Thursday 18 November 2010

The Shaving Racket -- How Are Gillette and Schick Getting Away with Ripoff Razors?

By Scott Thill

The razor blade industry is swarming with impenetrably high-tech products and shockingly high prices -- accused of marking up prices 4,000-percent more than the cost of production -- making it an easy target for pop-cultural satire. Long before Clunesey's limp Reggie Perrin, "Fuck Everything, We're Doing Five Blades," an Onion headline lampooned in 2004, spoofing an industry whose answer to the question of increased market share equaled more blades. "We're standing around with our cocks in our hands, selling three blades and a strip," harrumphed a caricature of Gillette CEO James Kilts. "Moisture or no, suddenly we're the chumps. Well, fuck it. We're going to five blades."

Reality trailed behind comedy in 2005, when Gillette released the Fusion, a five-blade, battery-optional super-razor with a moisturizing strip whose residue evidently soothed your skin's post-traumatic stress disorder, or something. In Gillette's defense, it was just responding to market pressure. Schick released the four-blade Quattro in 2003, reacting to the new environment Gillette created when it released the three-blade Mach3 in 1998. That left Gillette CEO James Kilts no choice but to up the blade count, if it was going to win the war for the global grooming market share. The real-time profit war has been won by Gillette, whose increased blade count has allowed it to charge higher prices for comparatively low manufacturing costs of razor and blades sold.

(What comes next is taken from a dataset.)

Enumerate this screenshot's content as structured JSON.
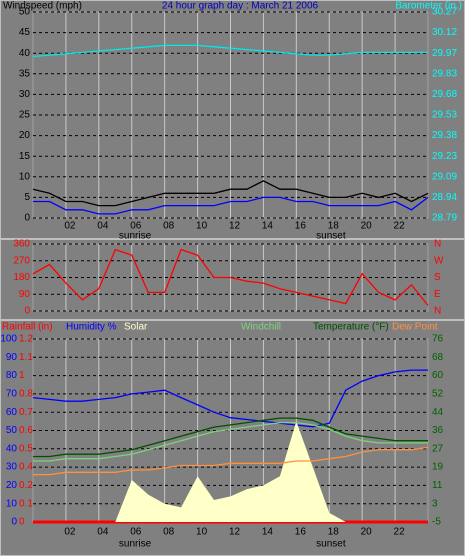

But the banal truth is that there's a reason freebie marketing is also known the razors-and-blades model: Selling one product at a low price greatly gooses sales of a complementary product. It works just as well when it comes to printers and toner, or cell phones and network carriers. The concept is simple: Cheap product, expensive packaging, crafty marketing, and hefty profits when the customers have to replace the blades. In market analysis, parsing loaded terminology is paramount. Proctor & Gamble knows this because it once was nailed by a Connecticut judge for advertising that was "unsubstantiated and inaccurate," "greatly exaggerated" and "literally false."